I'm not a big fan of the Turing Test (which is analyzed in detail here). I'm sympathetic to the Chinese Room argument that you can replicate speech without creating the sentience behind it. I lean toward the idea that most speech is just an output for the human species, the way honey is for wasps or webs are for spiders. My first mother-in-law could weave something that looked like a spiderweb, if you asked her nicely, but that didn't make her an arachnid. So if we build an AI – or meet an alien, for that matter – that can speak like a human being, I still won't be completely convinced it has consciousness like ours.

Which gets us to singing. Its main evolutionary purpose seems to be attraction – either sexually, or as a way of establishing trust. Daniel Levitan suggests that singing might have been used to convey honesty when a stranger approached a new community, because the emotion conveyed is more difficult to fake. Maybe that's why Bob Dylan's more popular than Michael Bolton: It's easier to lie with words than music, and the successful transmission of emotion is more important to us than the sweetness of the voice.

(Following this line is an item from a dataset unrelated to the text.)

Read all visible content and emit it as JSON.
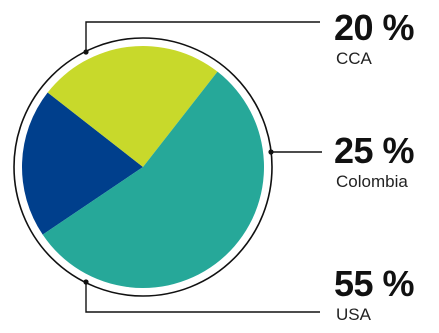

So I hereby propose a modification to Turing's test: Instead of asking our entity to speak, let's ask it to sing. If it can make us cry with a sad song, we'll say that it's conscious. And if it can get us aroused – with, say, a new version of “Sexual Healing” – well, then let's just say our experiment could take an unexpected turn.

It's true that all of the arguments against the Turing Test could also be used against this one, so it doesn't really advance the debate very far. But what the hell: At least we might hear a decent song for a change, instead of all the crap they've been playing lately.